山本の拳が三鷹の頬に触れた瞬間、まるで免疫細胞が、体内に侵入してきたウイルスを食べるかのように、三鷹の皮膚に触れた部分から消滅していったのである。
「本性の発露に伴い発現する異能、それは本性に強く由来するものにゃ。一体にゃんなんだ、あいつの本性は!」
「アタシが思うに、奴の本性は空っぽ、虚無だ」
「小鳥遊、お前、ロープが解けたのか!」
体育教師の山本が意識を三鷹へと集中させたことで、拘束力が弱まり、その隙に乗じて、山本の拘束から逃れていた小鳥遊は、ネコを縛るロープをほどきながら、しかし視線は三鷹のほうへやったまま、自らの考察を話して見せた。
「恐らく、あらゆる物に価値を見出せない虚無感が、そのまま異能となって体育教師の腕を消し去ったんだろう」
「ニャンちゅう本性や、下手したら…………」
「ああ、地球そのものを消し飛ばすかもな」
そして小鳥遊とネコは、失律した三鷹が山本との戦いに勝利した後、次に彼と戦うことになるのは自分たちであると理解し、訪れるその時に備えた。
一方で、三鷹と山本の失律者同士の対決は、既に決着が着いたと言っても過言ではなく、両腕が消えてしまった山本は戦意を喪失し、もはや廃人同然となっていた。それはまさしく、三鷹の勝利と言う意味であるが、それでも三鷹は、止まらなかった。

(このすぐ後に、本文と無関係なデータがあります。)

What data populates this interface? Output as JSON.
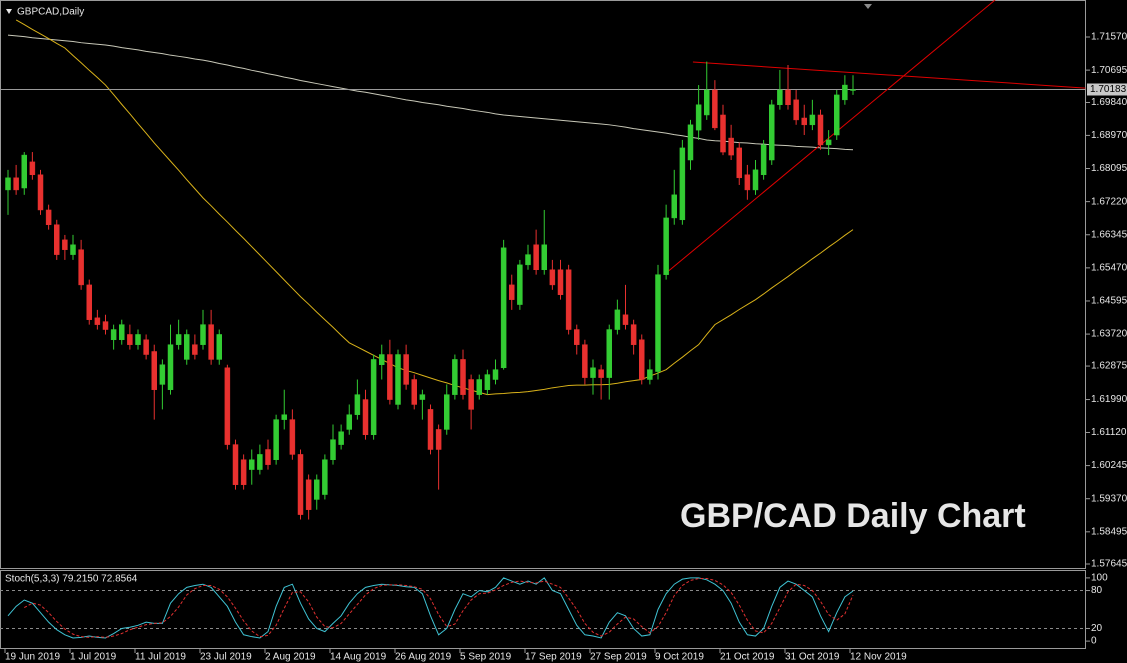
{
  "chart_data": {
    "type": "candlestick",
    "title": "GBPCAD,Daily",
    "annotation": "GBP/CAD Daily Chart",
    "annotation_color": "#f5a01a",
    "up_color": "#33cc33",
    "down_color": "#e8312f",
    "categories": [
      "19 Jun 2019",
      null,
      null,
      null,
      null,
      null,
      null,
      null,
      "1 Jul 2019",
      null,
      null,
      null,
      null,
      null,
      null,
      null,
      "11 Jul 2019",
      null,
      null,
      null,
      null,
      null,
      null,
      null,
      "23 Jul 2019",
      null,
      null,
      null,
      null,
      null,
      null,
      null,
      "2 Aug 2019",
      null,
      null,
      null,
      null,
      null,
      null,
      null,
      "14 Aug 2019",
      null,
      null,
      null,
      null,
      null,
      null,
      null,
      "26 Aug 2019",
      null,
      null,
      null,
      null,
      null,
      null,
      null,
      "5 Sep 2019",
      null,
      null,
      null,
      null,
      null,
      null,
      null,
      "17 Sep 2019",
      null,
      null,
      null,
      null,
      null,
      null,
      null,
      "27 Sep 2019",
      null,
      null,
      null,
      null,
      null,
      null,
      null,
      "9 Oct 2019",
      null,
      null,
      null,
      null,
      null,
      null,
      null,
      "21 Oct 2019",
      null,
      null,
      null,
      null,
      null,
      null,
      null,
      "31 Oct 2019",
      null,
      null,
      null,
      null,
      null,
      null,
      null,
      "12 Nov 2019"
    ],
    "open": [
      1.6753,
      1.6785,
      1.6758,
      1.6827,
      1.6793,
      1.67,
      1.6661,
      1.6621,
      1.6582,
      1.6595,
      1.6502,
      1.6415,
      1.6405,
      1.6357,
      1.6357,
      1.6371,
      1.6344,
      1.6357,
      1.6326,
      1.6239,
      1.6225,
      1.6344,
      1.6305,
      1.6344,
      1.6344,
      1.6397,
      1.6305,
      1.6283,
      1.608,
      1.604,
      1.6014,
      1.6014,
      1.6067,
      1.604,
      1.6146,
      1.6146,
      1.6054,
      1.5987,
      1.5935,
      1.5948,
      1.604,
      1.608,
      1.612,
      1.6159,
      1.6199,
      1.6106,
      1.6291,
      1.6318,
      1.6186,
      1.6318,
      1.6252,
      1.6199,
      1.6173,
      1.612,
      1.612,
      1.6212,
      1.6305,
      1.6252,
      1.6212,
      1.6225,
      1.6252,
      1.6283,
      1.6502,
      1.645,
      1.6555,
      1.6608,
      1.6542,
      1.6542,
      1.6542,
      1.6542,
      1.6384,
      1.6344,
      1.6257,
      1.6278,
      1.6257,
      1.6384,
      1.6423,
      1.6397,
      1.6357,
      1.6252,
      1.6273,
      1.6529,
      1.6679,
      1.6674,
      1.6832,
      1.6911,
      1.6951,
      1.7017,
      1.6951,
      1.689,
      1.6864,
      1.6793,
      1.6753,
      1.6793,
      1.6832,
      1.6978,
      1.7017,
      1.6991,
      1.6943,
      1.6925,
      1.6951,
      1.6872,
      1.6898,
      1.6991,
      1.7017
    ],
    "high": [
      1.6806,
      1.6819,
      1.6853,
      1.6853,
      1.6806,
      1.6714,
      1.6674,
      1.6634,
      1.6634,
      1.6621,
      1.6516,
      1.6436,
      1.6423,
      1.6397,
      1.641,
      1.6397,
      1.6384,
      1.6371,
      1.6344,
      1.6305,
      1.6397,
      1.641,
      1.6384,
      1.6371,
      1.6436,
      1.6436,
      1.6384,
      1.6291,
      1.6093,
      1.6054,
      1.6067,
      1.608,
      1.6093,
      1.6159,
      1.6225,
      1.6173,
      1.6067,
      1.6001,
      1.6001,
      1.6054,
      1.6133,
      1.6133,
      1.6186,
      1.6252,
      1.6225,
      1.6318,
      1.6344,
      1.6357,
      1.6331,
      1.6344,
      1.6265,
      1.6225,
      1.6186,
      1.6133,
      1.6239,
      1.6318,
      1.6331,
      1.6265,
      1.6265,
      1.6278,
      1.6305,
      1.6621,
      1.6529,
      1.6568,
      1.6608,
      1.6648,
      1.67,
      1.6568,
      1.6568,
      1.6555,
      1.6397,
      1.6357,
      1.6305,
      1.6291,
      1.6397,
      1.6463,
      1.6502,
      1.641,
      1.6371,
      1.6305,
      1.6555,
      1.6714,
      1.6806,
      1.6885,
      1.6938,
      1.703,
      1.7092,
      1.7043,
      1.6978,
      1.6925,
      1.6878,
      1.6819,
      1.6832,
      1.6885,
      1.6991,
      1.707,
      1.7083,
      1.7017,
      1.6978,
      1.6991,
      1.6965,
      1.6911,
      1.7017,
      1.7056,
      1.7056
    ],
    "low": [
      1.6687,
      1.674,
      1.674,
      1.678,
      1.6687,
      1.6648,
      1.6568,
      1.6568,
      1.6568,
      1.6489,
      1.6397,
      1.6384,
      1.6371,
      1.6331,
      1.6344,
      1.6331,
      1.6331,
      1.6305,
      1.6146,
      1.6173,
      1.6212,
      1.6331,
      1.6291,
      1.6305,
      1.6331,
      1.6291,
      1.6291,
      1.6067,
      1.5961,
      1.5961,
      1.5974,
      1.6001,
      1.6014,
      1.6027,
      1.612,
      1.604,
      1.5882,
      1.5882,
      1.5908,
      1.5935,
      1.6027,
      1.6067,
      1.6106,
      1.6146,
      1.6093,
      1.6093,
      1.6252,
      1.6186,
      1.6173,
      1.6225,
      1.6173,
      1.6146,
      1.6054,
      1.5961,
      1.6106,
      1.6199,
      1.6199,
      1.612,
      1.6199,
      1.6212,
      1.6239,
      1.6278,
      1.6436,
      1.6436,
      1.6542,
      1.6529,
      1.6529,
      1.6489,
      1.6463,
      1.6371,
      1.6318,
      1.6239,
      1.6212,
      1.6199,
      1.6199,
      1.6371,
      1.6384,
      1.6318,
      1.6239,
      1.6239,
      1.6252,
      1.6516,
      1.6661,
      1.6661,
      1.6806,
      1.6885,
      1.6938,
      1.6911,
      1.6845,
      1.6832,
      1.6766,
      1.6727,
      1.674,
      1.678,
      1.6819,
      1.6965,
      1.6965,
      1.6925,
      1.6898,
      1.6911,
      1.6859,
      1.6845,
      1.6885,
      1.6978,
      1.7004
    ],
    "close": [
      1.6785,
      1.6753,
      1.6845,
      1.6793,
      1.67,
      1.6661,
      1.6582,
      1.6595,
      1.6608,
      1.6502,
      1.641,
      1.6397,
      1.6384,
      1.6384,
      1.6397,
      1.6344,
      1.6371,
      1.6318,
      1.6225,
      1.6291,
      1.6344,
      1.6371,
      1.6371,
      1.6318,
      1.6397,
      1.6305,
      1.6371,
      1.608,
      1.5974,
      1.5974,
      1.604,
      1.6054,
      1.6027,
      1.6146,
      1.6159,
      1.6054,
      1.5895,
      1.5908,
      1.5987,
      1.604,
      1.6093,
      1.6114,
      1.6159,
      1.6212,
      1.6106,
      1.6305,
      1.6318,
      1.6199,
      1.6318,
      1.6239,
      1.6186,
      1.6212,
      1.6067,
      1.6067,
      1.6212,
      1.6305,
      1.6212,
      1.6173,
      1.6252,
      1.6265,
      1.6278,
      1.66,
      1.6463,
      1.6555,
      1.6582,
      1.6542,
      1.6608,
      1.6502,
      1.6476,
      1.6384,
      1.6344,
      1.6257,
      1.6283,
      1.6257,
      1.6384,
      1.6436,
      1.6397,
      1.6344,
      1.6252,
      1.6278,
      1.6529,
      1.6679,
      1.674,
      1.6864,
      1.6925,
      1.6978,
      1.7017,
      1.6917,
      1.6853,
      1.6845,
      1.6785,
      1.6753,
      1.6806,
      1.6872,
      1.6978,
      1.7017,
      1.6978,
      1.6938,
      1.6925,
      1.6951,
      1.6872,
      1.6885,
      1.7004,
      1.703,
      1.70183
    ],
    "series": [
      {
        "color": "#c8c8b8",
        "values": [
          1.7162,
          1.716,
          1.7158,
          1.7155,
          1.7153,
          1.7151,
          1.7149,
          1.7147,
          1.7145,
          1.7142,
          1.714,
          1.7138,
          1.7136,
          1.7133,
          1.7129,
          1.7126,
          1.7123,
          1.7119,
          1.7116,
          1.7113,
          1.7109,
          1.7106,
          1.7103,
          1.7099,
          1.7096,
          1.7092,
          1.7087,
          1.7083,
          1.7078,
          1.7074,
          1.7069,
          1.7065,
          1.706,
          1.7056,
          1.7051,
          1.7047,
          1.7042,
          1.7038,
          1.7034,
          1.703,
          1.7026,
          1.7022,
          1.7018,
          1.7014,
          1.7011,
          1.7007,
          1.7003,
          1.6999,
          1.6995,
          1.6991,
          1.6988,
          1.6984,
          1.6981,
          1.6978,
          1.6974,
          1.6971,
          1.6968,
          1.6964,
          1.6961,
          1.6958,
          1.6954,
          1.6951,
          1.6949,
          1.6947,
          1.6945,
          1.6943,
          1.6941,
          1.6939,
          1.6937,
          1.6935,
          1.6933,
          1.6931,
          1.6929,
          1.6927,
          1.6925,
          1.6922,
          1.6919,
          1.6915,
          1.6912,
          1.6909,
          1.6906,
          1.6903,
          1.6899,
          1.6896,
          1.6892,
          1.6889,
          1.6885,
          1.6883,
          1.6882,
          1.688,
          1.6878,
          1.6877,
          1.6875,
          1.6874,
          1.6872,
          1.6871,
          1.687,
          1.6868,
          1.6867,
          1.6866,
          1.6864,
          1.6863,
          1.6862,
          1.686,
          1.6859
        ]
      },
      {
        "color": "#d9b21a",
        "values": [
          null,
          1.7202,
          1.719,
          1.7177,
          1.7165,
          1.7153,
          1.714,
          1.7128,
          1.7108,
          1.7089,
          1.7069,
          1.705,
          1.703,
          1.7005,
          1.6979,
          1.6954,
          1.6928,
          1.6903,
          1.6877,
          1.6853,
          1.6829,
          1.6805,
          1.678,
          1.6756,
          1.6732,
          1.6711,
          1.6689,
          1.6668,
          1.6646,
          1.6625,
          1.6603,
          1.6581,
          1.6559,
          1.6537,
          1.6515,
          1.6493,
          1.6471,
          1.6451,
          1.643,
          1.641,
          1.639,
          1.6369,
          1.6349,
          1.6338,
          1.6327,
          1.6316,
          1.6305,
          1.6294,
          1.6283,
          1.6276,
          1.627,
          1.6263,
          1.6256,
          1.6249,
          1.6243,
          1.6236,
          1.623,
          1.6224,
          1.6218,
          1.6212,
          1.6214,
          1.6215,
          1.6217,
          1.6218,
          1.622,
          1.6223,
          1.6226,
          1.623,
          1.6233,
          1.6236,
          1.6237,
          1.6237,
          1.6238,
          1.6238,
          1.6239,
          1.6242,
          1.6246,
          1.6249,
          1.6252,
          1.6261,
          1.6269,
          1.6278,
          1.6295,
          1.6311,
          1.6328,
          1.6344,
          1.6371,
          1.6397,
          1.641,
          1.6423,
          1.6437,
          1.645,
          1.6463,
          1.6478,
          1.6494,
          1.6509,
          1.6524,
          1.654,
          1.6555,
          1.6571,
          1.6586,
          1.6602,
          1.6617,
          1.6633,
          1.6648
        ]
      }
    ],
    "trendlines": [
      {
        "color": "#e00000",
        "x": [
          84.3,
          132.6
        ],
        "y": [
          1.7091,
          1.7022
        ]
      },
      {
        "color": "#e00000",
        "x": [
          81.2,
          121.5
        ],
        "y": [
          1.6537,
          1.7255
        ]
      }
    ],
    "last_price": 1.70183,
    "ylim": [
      1.57539,
      1.72548
    ],
    "yticks": [
      {
        "value": 1.7157,
        "label": "1.71570"
      },
      1.70695,
      {
        "value": 1.6984,
        "label": "1.69840"
      },
      {
        "value": 1.6897,
        "label": "1.68970"
      },
      1.68095,
      {
        "value": 1.6722,
        "label": "1.67220"
      },
      1.66345,
      {
        "value": 1.6547,
        "label": "1.65470"
      },
      1.64595,
      {
        "value": 1.6372,
        "label": "1.63720"
      },
      1.62875,
      {
        "value": 1.6199,
        "label": "1.61990"
      },
      {
        "value": 1.6112,
        "label": "1.61120"
      },
      1.60245,
      {
        "value": 1.5937,
        "label": "1.59370"
      },
      1.58495,
      1.57645
    ],
    "stochastic": {
      "title": "Stoch(5,3,3) 79.2150 72.8564",
      "ylim": [
        -10.9,
        110.9
      ],
      "yticks": [
        100,
        80,
        20,
        0
      ],
      "levels": [
        80,
        20
      ],
      "series": [
        {
          "color": "#3fc3d4",
          "dashed": false,
          "values": [
            40,
            55,
            65,
            60,
            45,
            30,
            18,
            10,
            5,
            6,
            8,
            6,
            5,
            12,
            20,
            22,
            25,
            30,
            28,
            28,
            60,
            75,
            85,
            88,
            90,
            85,
            70,
            55,
            30,
            10,
            7,
            5,
            15,
            55,
            85,
            90,
            60,
            35,
            20,
            15,
            28,
            40,
            60,
            75,
            85,
            88,
            90,
            89,
            88,
            86,
            85,
            75,
            40,
            10,
            20,
            50,
            75,
            70,
            80,
            78,
            85,
            100,
            95,
            90,
            95,
            90,
            100,
            80,
            75,
            50,
            25,
            10,
            8,
            5,
            30,
            45,
            40,
            20,
            8,
            10,
            50,
            75,
            90,
            98,
            100,
            100,
            97,
            90,
            80,
            60,
            30,
            10,
            8,
            20,
            55,
            85,
            95,
            90,
            80,
            70,
            40,
            15,
            45,
            70,
            79.215
          ]
        },
        {
          "color": "#e03030",
          "dashed": true,
          "values": [
            null,
            null,
            53,
            60,
            57,
            45,
            31,
            19,
            11,
            7,
            6,
            7,
            6,
            8,
            12,
            18,
            22,
            26,
            28,
            29,
            39,
            54,
            73,
            83,
            88,
            88,
            82,
            70,
            52,
            32,
            16,
            7,
            9,
            25,
            52,
            77,
            78,
            62,
            38,
            23,
            21,
            28,
            43,
            58,
            73,
            83,
            88,
            89,
            89,
            88,
            86,
            82,
            67,
            42,
            23,
            27,
            48,
            65,
            75,
            76,
            81,
            88,
            93,
            95,
            93,
            92,
            95,
            90,
            85,
            68,
            50,
            28,
            14,
            8,
            14,
            27,
            38,
            35,
            23,
            13,
            23,
            45,
            72,
            88,
            96,
            99,
            99,
            96,
            89,
            77,
            57,
            33,
            16,
            13,
            28,
            53,
            78,
            90,
            88,
            80,
            63,
            42,
            33,
            43,
            72.8564
          ]
        }
      ]
    }
  }
}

「俺の、支配、俺がルール、ルールすなわち、それ支配なり、俺が…………」
膝を着き、項垂れ、独り言のように、虚ろな表情で言葉を零し続ける廃人の山本。三鷹はそんな彼の頭部に手をかざし、そうして、彼の存在自体を、この世から消し去った。
その戦いを目の当たりにした者たち以外の人々の記憶から、体育教師としての、また暴君としての山本の記憶がすっぽりと抜け落ちる。山本が写った写真からは被写体が消え、学校の名簿や戸籍謄本、デジタルの中に保存されたデータすらも、文字通り消去されたのである。
しかし過去は変わらない。山本という存在は無に帰したが、彼がそれまで他者に与えた影響は消えず、善であろうと悪であろうと、山本が実行した事実は残り、けれど誰に何をされたかという部分は、思い出せない誰かとして、あいまいに、人々の記憶に残り続けるのである。
「来るぞアホネコ、次はアタシらの番だ」
「あかん、ここは逃げるで、アイツには勝てんにゃ」
「ダメだ、奴の階級は、甘く見積もっても国級、最悪、壊級もありえる」
「買いかぶりすぎニャ、お前も見とったやろ、奴は触れたものを消し去る、地面に触れたからって、日本が無うなるとは限らんにゃ」
「消し去る範囲を調整できるかもしれんだろ、あーもう、グダグダ話してる場合じゃない、来るぞ!」
ゆらゆらと、2人に歩み寄る失律者の三鷹、月明りに照らされて尚も瞳は暗く、差し伸べられた手の平は、まるで総てを飲み込む深淵の渦にも見えた。
小鳥遊とネコは息を呑んだ。触れられたら消えるのか、それとも触れなくとも消せるのか、そしてその範囲はどれだけに及ぶのか。得体の知れないロウレスを前にして、ただ、立ちすくむことしか出来ないのである。
「腹…………減った」
けれど三鷹は、その言葉を最後に呟いて、白目を剥き、一本の棒になったかのように、顔面から床に倒れ込んでしまった。